For a balanced die, the probability of getting an even number is n({2,4,6})/n({1,2,3,4,5,6})=1/2.
Similarly, the probability of getting an odd number is 1/2.
Thus, the expected gain/roll is
expected gain - expected loss
= 0.5*$22 - 0.5*$12
= $11-$6
=$5 per roll on average in the long run
To determine how much money the player can expect on average in the long run, we need to calculate the expected value.
The expected value is calculated by multiplying each possible outcome by its probability and summing up the results.
In this case, when a balanced die is rolled, there are three even numbers (2, 4, 6) and three odd numbers (1, 3, 5), making a total of six possible outcomes.
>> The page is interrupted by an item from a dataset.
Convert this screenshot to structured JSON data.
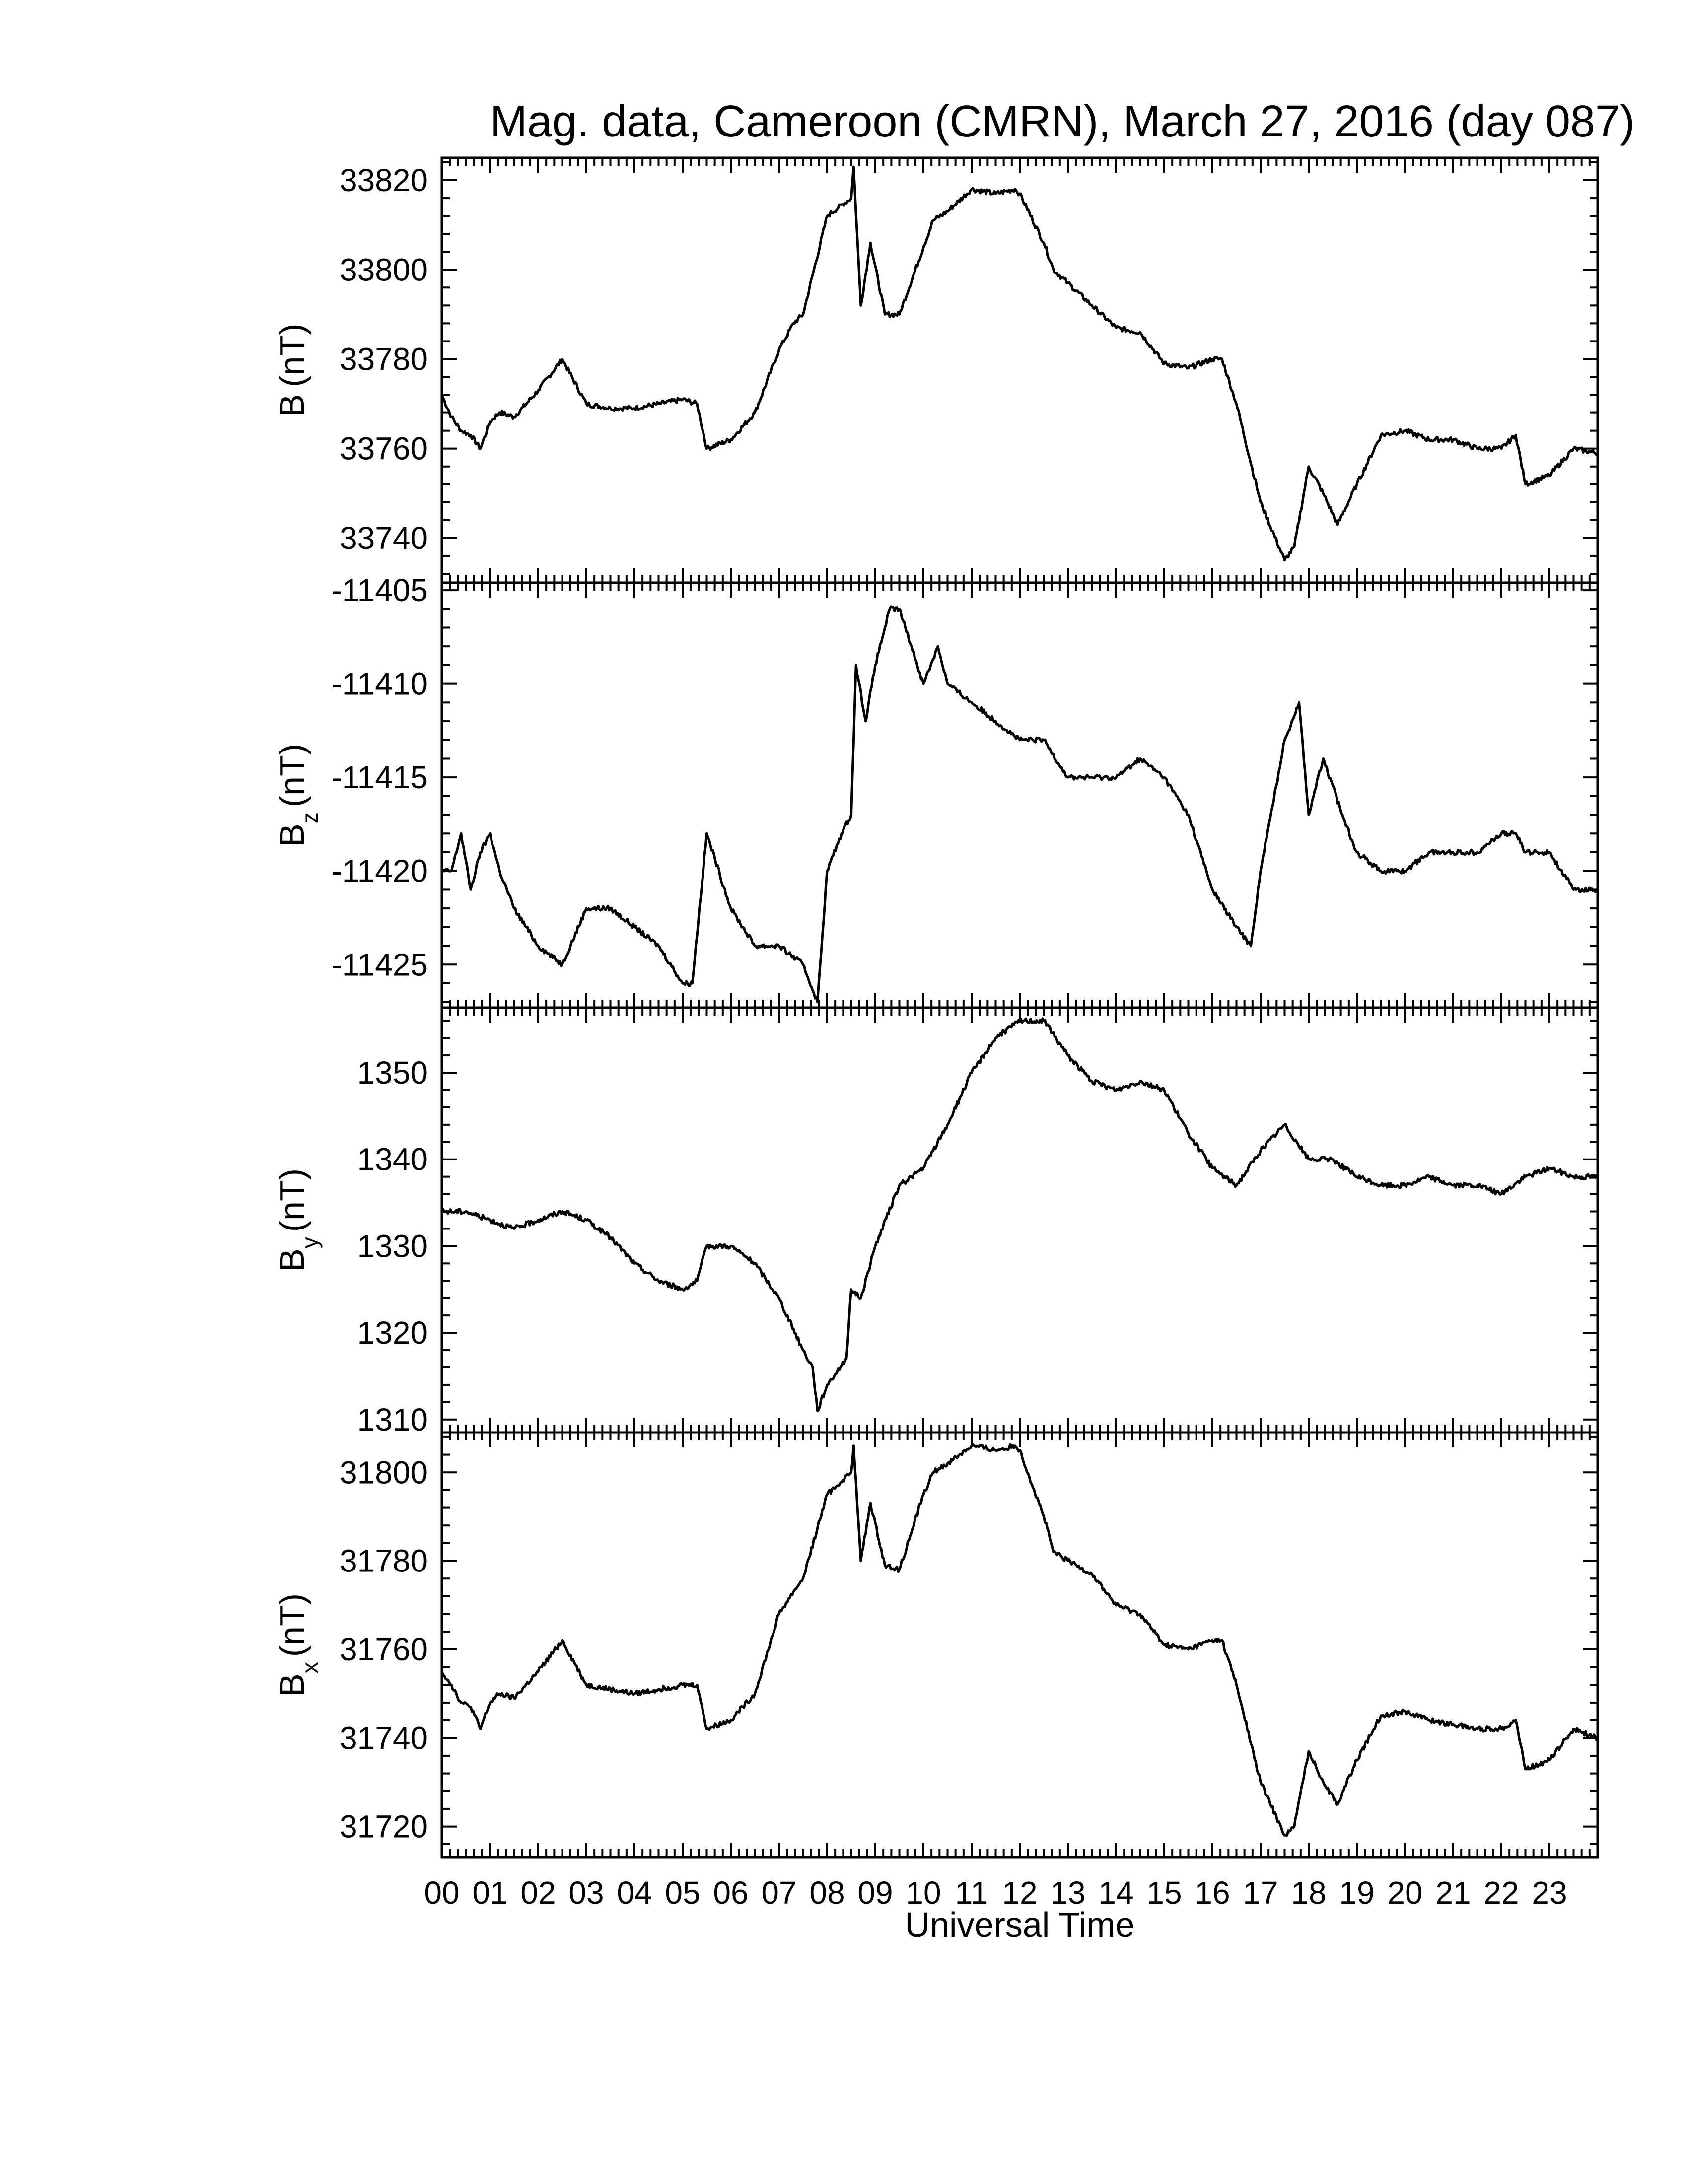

Each outcome has a probability of 1/6 since there is an equal chance of rolling any number on a fair die.
When an even number is rolled, the player receives $22, so the contribution to the expected value is (22 * 1/6) = $3.67.
On the other hand, when an odd number is rolled, the player loses $12, so the contribution to the expected value is (-12 * 1/6) = -$2.
Adding up both contributions, we get ($3.67 - $2) = $1.67. This means, on average, the player can expect to make $1.67 per roll.
Therefore, the correct answer is $1.67, not $17.